Für kleine Shops ist oft eine Kombination sinnvoll: ein zurückhaltendes Popup für klare Angebote und ein Inline-Formular auf Seiten, die ohnehin mehr Erklärung brauchen.
3) Das Angebot entscheidet mehr als das Design
"Melde dich zum Newsletter an" ist selten stark genug. Besser ist ein konkreter Grund.
- früher Zugang zu neuen Produkten.
- ein Mini-Guide, eine Checkliste oder ein Größenhelfer.
- ein ruhiger Willkommensrabatt, wenn die Marge ihn trägt.
- Produktberatung oder Auswahlhilfe.
- Nachricht, wenn ein ausverkauftes Produkt wieder da ist.
Wenn du mit Rabatt arbeitest, lies vorher Shopify Rabattcode erstellen. Rabatt ist ein Werkzeug, kein Ersatz für Relevanz.
4) Timing: freundlich statt laut
Shopify nennt für Popup-Forms Einstellungen nach Geräten, Seiten und Auslösern, etwa Anzeige nach bestimmten Page Views, mit Verzögerung oder bei Exit Intent auf Desktop. Nutze diese Optionen nicht, um lauter zu werden, sondern um fairer zu fragen.
- Auf Produktseiten erst nach kurzem Interesse, nicht sofort.
- Auf Mobile besonders vorsichtig, weil Popups schnell nerven.
- Auf Ratgeberseiten lieber ein Inline-Formular nach echtem Nutzwert.
- Bei Exit Intent nur ein klares Angebot, kein dramatisches Betteln.
5) Was nach der Anmeldung passiert
Ein Formular ohne Folge ist wie ein eingesammelter Schlüssel ohne Tür. Lege vor dem Aktivieren fest, welche erste E-Mail kommt und welches Segment entsteht. Danach kannst du mit Shopify Email und Kundensegmenten weiterarbeiten.
Schreibe nicht sofort fünf Mails.
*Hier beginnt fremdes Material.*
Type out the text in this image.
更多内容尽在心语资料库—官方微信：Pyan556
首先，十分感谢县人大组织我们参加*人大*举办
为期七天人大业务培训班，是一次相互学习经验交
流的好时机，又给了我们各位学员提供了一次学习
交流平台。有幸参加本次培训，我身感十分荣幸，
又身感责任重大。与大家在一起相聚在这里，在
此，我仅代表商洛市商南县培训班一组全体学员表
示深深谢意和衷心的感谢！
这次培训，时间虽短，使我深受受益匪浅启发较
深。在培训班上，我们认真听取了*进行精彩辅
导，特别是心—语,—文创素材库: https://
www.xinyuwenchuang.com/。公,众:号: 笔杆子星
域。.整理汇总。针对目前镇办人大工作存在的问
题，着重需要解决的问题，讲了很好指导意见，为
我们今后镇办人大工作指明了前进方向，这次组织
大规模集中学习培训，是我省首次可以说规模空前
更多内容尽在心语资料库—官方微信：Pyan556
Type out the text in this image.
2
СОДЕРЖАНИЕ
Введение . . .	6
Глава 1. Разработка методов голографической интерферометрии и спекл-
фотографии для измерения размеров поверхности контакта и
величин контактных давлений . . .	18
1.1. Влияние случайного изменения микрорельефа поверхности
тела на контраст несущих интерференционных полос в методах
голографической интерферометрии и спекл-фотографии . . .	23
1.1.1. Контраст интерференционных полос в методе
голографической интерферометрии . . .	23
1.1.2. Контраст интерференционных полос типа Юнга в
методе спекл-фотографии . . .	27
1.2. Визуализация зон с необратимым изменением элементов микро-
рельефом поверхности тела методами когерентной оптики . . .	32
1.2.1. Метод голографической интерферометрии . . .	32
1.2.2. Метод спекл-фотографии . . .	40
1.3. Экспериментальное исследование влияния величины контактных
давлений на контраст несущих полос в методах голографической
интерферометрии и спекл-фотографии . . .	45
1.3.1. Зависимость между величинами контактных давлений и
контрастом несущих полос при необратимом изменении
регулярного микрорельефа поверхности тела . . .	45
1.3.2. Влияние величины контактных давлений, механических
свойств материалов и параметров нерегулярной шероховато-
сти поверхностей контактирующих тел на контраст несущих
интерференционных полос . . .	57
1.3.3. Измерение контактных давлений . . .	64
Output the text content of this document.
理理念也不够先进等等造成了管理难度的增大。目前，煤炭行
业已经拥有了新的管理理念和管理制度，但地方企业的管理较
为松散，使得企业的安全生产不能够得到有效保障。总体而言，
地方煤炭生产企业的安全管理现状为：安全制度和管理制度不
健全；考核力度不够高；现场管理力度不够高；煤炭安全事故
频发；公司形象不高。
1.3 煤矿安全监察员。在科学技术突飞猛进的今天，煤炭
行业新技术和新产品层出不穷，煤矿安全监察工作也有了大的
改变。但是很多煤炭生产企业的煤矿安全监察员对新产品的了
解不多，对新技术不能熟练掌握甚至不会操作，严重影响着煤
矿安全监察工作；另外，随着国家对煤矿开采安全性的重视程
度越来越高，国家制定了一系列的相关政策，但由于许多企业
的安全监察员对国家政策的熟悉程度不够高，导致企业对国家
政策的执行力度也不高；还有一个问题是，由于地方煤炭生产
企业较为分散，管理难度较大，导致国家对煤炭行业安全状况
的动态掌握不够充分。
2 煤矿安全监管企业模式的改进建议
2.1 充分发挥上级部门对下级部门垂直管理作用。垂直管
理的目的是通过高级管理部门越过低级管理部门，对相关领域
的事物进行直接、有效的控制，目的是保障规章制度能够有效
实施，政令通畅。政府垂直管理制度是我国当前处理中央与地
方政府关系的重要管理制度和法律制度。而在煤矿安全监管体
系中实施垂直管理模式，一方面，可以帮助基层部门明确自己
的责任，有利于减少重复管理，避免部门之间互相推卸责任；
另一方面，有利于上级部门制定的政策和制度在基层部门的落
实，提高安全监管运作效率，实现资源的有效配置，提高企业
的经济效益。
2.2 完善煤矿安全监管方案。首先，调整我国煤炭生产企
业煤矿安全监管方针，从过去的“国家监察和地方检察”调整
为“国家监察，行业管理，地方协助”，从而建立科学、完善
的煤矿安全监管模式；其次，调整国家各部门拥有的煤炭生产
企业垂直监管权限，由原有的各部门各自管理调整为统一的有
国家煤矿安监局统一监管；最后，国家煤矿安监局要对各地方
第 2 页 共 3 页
Eine gute erste E-Mail reicht: Danke, versprochener Vorteil, klare Erwartung, ein sinnvoller nächster Klick.
6) Datenschutz und Einwilligung
Shopify beschreibt, dass Forms Kundendaten privacy-compliant erfassen können. Für deinen konkreten Shop musst du trotzdem prüfen, welche Einwilligung, Datenschutzhinweise und E-Mail-Regeln gelten. Das hier ist keine Rechtsberatung. Wichtig ist: E-Mail-Kontakte sind kein Besitz, sondern Vertrauen auf Probe.
7) Typische Fehler
- Popup erscheint sofort, bevor der Shop erklärt, was er verkauft.
- Formular fragt zu viele Daten ab.
- kein klarer Vorteil für die Anmeldung.
- Willkommensmail fehlt oder passt nicht zum Versprechen.
- Formular wird aktiviert, aber Mobile nie getestet.
Offizielle Quellen
Nächster Schritt
Baue ein einziges Formular für einen einzigen Zweck. Prüfe es am Handy, schreibe die erste E-Mail und aktiviere es erst dann. Weniger Theater, mehr zweiter Kontakt.